The resulting lens produced images described as “clear and sharp, confirming the focusing ability of the singlet bio-inspired human eye lens,” according to Ponting and the team.
Lenses possessing a built-in distribution of refractive index could be of value in several applications, including those where large, heavy and complex optical assemblies currently carry high manufacturing cost.
The technology has caught the attention of DARPA, which in 2010 instigated the Manufacturable Gradient Index Optics program or M-GRIN, to advance GRIN design and fabrication technology. DARPA’s announced goal is to demonstrate manufacturing feasibility of GRIN-based optical assemblies for both a high-performance color camera lens and a two-color solar concentrator.
M-GRIN entered its second phase earlier in 2012. Included in its current scope are grants to Oregon’s Voxtel for work on ink jet printed gradient index optics; and to a group including Surmet and the University of Rochester for development of lenses manufactured from aluminum oxynitride ceramic.
In the meantime, Ponting believes that the polymeric structure manufactured from PMMA and SAN17 is a valuable proof-of-concept.

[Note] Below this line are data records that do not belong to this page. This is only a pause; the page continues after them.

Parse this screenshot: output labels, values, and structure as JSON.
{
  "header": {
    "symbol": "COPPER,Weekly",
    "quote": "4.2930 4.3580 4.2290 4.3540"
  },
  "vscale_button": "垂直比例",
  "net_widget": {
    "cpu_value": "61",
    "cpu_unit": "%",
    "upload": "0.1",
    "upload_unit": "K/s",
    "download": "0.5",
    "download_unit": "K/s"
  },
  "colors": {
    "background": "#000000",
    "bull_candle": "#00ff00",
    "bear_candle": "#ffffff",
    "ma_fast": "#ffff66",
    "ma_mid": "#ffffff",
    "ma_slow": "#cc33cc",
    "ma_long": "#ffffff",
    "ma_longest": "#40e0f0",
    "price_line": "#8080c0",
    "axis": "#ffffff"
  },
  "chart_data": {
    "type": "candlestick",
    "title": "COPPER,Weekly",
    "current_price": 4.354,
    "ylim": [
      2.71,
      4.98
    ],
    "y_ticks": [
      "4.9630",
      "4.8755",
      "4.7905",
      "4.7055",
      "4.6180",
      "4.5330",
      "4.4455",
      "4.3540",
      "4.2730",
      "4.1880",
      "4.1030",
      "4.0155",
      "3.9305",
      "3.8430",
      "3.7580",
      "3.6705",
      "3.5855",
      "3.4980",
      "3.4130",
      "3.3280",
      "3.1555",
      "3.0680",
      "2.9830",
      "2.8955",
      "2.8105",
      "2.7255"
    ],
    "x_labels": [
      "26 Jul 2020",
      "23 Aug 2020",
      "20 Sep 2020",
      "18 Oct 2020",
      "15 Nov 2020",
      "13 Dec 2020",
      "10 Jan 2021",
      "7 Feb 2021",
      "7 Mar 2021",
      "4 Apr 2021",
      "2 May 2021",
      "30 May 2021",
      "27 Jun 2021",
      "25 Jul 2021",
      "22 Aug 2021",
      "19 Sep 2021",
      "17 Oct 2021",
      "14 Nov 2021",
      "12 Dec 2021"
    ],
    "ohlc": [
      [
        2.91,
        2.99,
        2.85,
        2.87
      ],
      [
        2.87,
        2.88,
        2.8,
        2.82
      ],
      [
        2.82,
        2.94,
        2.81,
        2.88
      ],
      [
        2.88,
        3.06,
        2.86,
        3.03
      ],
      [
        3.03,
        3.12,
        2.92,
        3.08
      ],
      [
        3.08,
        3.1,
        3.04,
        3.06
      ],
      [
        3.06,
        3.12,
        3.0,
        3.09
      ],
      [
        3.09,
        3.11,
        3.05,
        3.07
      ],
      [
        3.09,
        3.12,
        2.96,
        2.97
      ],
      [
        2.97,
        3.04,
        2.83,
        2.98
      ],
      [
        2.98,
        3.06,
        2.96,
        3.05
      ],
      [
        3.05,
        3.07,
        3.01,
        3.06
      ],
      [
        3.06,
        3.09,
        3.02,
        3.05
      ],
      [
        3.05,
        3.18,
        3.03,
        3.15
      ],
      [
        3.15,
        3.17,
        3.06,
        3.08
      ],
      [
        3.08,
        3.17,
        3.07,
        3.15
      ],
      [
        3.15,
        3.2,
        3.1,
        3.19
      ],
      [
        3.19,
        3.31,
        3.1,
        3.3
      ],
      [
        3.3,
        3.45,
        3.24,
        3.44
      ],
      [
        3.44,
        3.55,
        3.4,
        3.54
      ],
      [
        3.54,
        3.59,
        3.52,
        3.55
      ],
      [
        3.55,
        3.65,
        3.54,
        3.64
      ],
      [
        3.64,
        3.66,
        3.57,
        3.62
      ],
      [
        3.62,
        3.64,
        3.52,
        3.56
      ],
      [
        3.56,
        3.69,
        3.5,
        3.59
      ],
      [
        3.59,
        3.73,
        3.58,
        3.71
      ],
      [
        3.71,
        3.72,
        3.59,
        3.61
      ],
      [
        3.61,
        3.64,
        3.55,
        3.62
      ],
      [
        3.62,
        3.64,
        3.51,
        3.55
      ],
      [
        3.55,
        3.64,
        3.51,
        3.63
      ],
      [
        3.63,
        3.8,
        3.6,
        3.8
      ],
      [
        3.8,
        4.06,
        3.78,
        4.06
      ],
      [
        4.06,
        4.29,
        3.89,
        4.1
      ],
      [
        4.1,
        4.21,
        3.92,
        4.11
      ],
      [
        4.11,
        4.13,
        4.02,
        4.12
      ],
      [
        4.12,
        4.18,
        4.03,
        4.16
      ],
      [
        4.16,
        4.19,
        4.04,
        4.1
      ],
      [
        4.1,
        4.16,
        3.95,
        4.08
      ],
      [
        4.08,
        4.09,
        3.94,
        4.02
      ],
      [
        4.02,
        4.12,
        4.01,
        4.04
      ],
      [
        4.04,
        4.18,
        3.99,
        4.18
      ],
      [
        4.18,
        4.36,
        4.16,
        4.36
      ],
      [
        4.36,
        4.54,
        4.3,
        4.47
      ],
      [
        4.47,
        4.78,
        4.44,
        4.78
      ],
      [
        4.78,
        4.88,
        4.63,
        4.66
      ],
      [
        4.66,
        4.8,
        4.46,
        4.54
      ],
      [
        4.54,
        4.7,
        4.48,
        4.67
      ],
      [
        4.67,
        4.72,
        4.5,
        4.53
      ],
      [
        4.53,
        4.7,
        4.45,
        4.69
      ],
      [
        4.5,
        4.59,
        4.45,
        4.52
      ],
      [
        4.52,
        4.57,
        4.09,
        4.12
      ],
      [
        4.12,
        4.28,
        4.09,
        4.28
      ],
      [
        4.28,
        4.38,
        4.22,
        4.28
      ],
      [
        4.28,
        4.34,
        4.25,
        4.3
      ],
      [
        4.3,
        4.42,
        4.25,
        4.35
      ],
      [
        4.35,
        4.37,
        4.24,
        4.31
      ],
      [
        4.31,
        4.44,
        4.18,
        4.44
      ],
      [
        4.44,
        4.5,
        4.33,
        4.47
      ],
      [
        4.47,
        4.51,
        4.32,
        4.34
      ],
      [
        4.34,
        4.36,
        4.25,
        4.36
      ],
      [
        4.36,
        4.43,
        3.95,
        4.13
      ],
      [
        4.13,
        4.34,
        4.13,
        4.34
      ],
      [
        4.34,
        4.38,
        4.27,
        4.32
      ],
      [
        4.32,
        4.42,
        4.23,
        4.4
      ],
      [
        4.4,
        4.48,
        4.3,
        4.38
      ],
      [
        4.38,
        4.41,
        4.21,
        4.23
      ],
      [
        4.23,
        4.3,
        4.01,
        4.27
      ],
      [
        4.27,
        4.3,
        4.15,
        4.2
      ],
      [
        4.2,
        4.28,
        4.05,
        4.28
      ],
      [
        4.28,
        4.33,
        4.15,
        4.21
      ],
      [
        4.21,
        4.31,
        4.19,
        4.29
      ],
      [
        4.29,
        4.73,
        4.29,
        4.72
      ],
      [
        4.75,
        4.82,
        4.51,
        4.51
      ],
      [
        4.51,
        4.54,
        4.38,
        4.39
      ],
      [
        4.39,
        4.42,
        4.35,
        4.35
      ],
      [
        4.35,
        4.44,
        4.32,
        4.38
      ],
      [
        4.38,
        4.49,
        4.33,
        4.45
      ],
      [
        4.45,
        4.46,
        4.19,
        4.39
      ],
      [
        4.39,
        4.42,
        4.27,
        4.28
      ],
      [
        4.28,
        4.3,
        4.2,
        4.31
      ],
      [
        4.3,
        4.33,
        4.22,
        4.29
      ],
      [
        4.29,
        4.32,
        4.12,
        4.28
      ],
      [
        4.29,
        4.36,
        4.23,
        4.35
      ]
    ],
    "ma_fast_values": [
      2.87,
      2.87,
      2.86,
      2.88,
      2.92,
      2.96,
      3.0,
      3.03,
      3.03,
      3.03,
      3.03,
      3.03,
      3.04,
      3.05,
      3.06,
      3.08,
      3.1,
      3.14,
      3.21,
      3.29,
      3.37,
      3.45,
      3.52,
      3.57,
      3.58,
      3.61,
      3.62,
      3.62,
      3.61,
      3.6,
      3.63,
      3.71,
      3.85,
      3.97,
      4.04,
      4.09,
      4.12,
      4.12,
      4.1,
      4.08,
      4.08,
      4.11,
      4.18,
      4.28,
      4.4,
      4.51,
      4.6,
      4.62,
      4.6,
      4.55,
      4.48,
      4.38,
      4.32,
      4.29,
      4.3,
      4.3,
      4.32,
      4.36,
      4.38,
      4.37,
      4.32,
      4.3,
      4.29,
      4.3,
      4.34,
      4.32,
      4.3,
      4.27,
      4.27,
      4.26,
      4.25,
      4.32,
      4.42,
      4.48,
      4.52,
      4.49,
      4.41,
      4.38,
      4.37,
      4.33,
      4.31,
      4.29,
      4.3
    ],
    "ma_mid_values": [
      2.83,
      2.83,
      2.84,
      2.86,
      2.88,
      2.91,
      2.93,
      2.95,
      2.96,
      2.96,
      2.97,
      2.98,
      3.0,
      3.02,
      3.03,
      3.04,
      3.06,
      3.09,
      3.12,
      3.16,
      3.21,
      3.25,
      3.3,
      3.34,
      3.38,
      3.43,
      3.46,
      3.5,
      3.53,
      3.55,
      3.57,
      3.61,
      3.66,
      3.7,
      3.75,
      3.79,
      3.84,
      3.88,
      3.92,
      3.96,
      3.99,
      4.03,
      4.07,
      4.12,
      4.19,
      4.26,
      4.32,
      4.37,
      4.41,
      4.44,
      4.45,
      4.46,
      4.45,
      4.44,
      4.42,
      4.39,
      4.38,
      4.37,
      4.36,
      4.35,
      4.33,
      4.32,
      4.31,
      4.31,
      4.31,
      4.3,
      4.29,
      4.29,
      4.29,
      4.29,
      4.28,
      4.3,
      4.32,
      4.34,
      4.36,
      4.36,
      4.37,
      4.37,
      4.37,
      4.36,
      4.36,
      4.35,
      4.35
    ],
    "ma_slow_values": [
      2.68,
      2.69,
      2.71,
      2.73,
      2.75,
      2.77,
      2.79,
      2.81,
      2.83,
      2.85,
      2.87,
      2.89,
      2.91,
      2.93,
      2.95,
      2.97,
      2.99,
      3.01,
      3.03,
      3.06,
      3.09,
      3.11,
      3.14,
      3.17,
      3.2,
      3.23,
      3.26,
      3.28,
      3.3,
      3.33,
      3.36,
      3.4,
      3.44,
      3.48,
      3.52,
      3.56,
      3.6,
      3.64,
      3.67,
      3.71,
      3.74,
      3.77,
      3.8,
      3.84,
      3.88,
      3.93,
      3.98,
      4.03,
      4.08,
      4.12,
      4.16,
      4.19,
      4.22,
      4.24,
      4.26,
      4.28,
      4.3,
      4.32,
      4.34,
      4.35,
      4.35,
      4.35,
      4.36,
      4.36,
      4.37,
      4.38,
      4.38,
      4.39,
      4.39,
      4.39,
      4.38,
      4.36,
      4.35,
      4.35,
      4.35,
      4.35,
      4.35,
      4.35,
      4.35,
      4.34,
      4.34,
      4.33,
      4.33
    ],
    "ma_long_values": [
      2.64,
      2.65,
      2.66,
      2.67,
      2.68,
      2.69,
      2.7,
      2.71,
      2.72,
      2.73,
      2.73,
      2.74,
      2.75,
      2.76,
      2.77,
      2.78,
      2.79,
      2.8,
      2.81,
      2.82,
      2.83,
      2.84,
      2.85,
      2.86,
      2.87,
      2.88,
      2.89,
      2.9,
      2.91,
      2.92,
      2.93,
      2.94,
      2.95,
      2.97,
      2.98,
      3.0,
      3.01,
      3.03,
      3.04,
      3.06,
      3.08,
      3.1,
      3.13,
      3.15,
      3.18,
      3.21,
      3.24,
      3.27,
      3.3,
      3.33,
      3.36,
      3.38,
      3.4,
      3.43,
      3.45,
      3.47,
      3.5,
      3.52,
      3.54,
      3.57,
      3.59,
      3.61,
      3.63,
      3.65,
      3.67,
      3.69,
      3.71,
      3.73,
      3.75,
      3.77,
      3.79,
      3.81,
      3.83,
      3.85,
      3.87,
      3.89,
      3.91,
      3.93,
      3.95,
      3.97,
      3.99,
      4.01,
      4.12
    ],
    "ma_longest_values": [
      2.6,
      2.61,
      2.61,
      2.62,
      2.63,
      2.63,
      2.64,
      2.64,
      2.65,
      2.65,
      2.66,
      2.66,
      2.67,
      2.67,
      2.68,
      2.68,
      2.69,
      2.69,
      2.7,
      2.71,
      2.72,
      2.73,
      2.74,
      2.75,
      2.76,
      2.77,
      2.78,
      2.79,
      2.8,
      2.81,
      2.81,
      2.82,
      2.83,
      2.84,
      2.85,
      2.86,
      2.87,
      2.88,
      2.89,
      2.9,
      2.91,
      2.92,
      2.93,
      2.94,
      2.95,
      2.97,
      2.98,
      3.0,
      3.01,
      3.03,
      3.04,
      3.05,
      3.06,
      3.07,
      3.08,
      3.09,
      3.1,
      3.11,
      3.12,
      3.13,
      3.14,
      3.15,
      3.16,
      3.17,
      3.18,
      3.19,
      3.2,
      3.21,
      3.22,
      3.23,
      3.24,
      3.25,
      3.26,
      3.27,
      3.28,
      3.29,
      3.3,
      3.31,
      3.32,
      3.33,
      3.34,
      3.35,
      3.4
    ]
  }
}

“Though a first generation design, this technology enables many potential advances toward fabrication of more compact optical systems similar to one or two lens biological systems,” commented the team in the published paper. “Other opportunities to apply this technology include lightweight, miniaturized imaging or surveillance systems, conventional glasses, contacts, or potentially customizable gradient refractive index distribution lens implants.”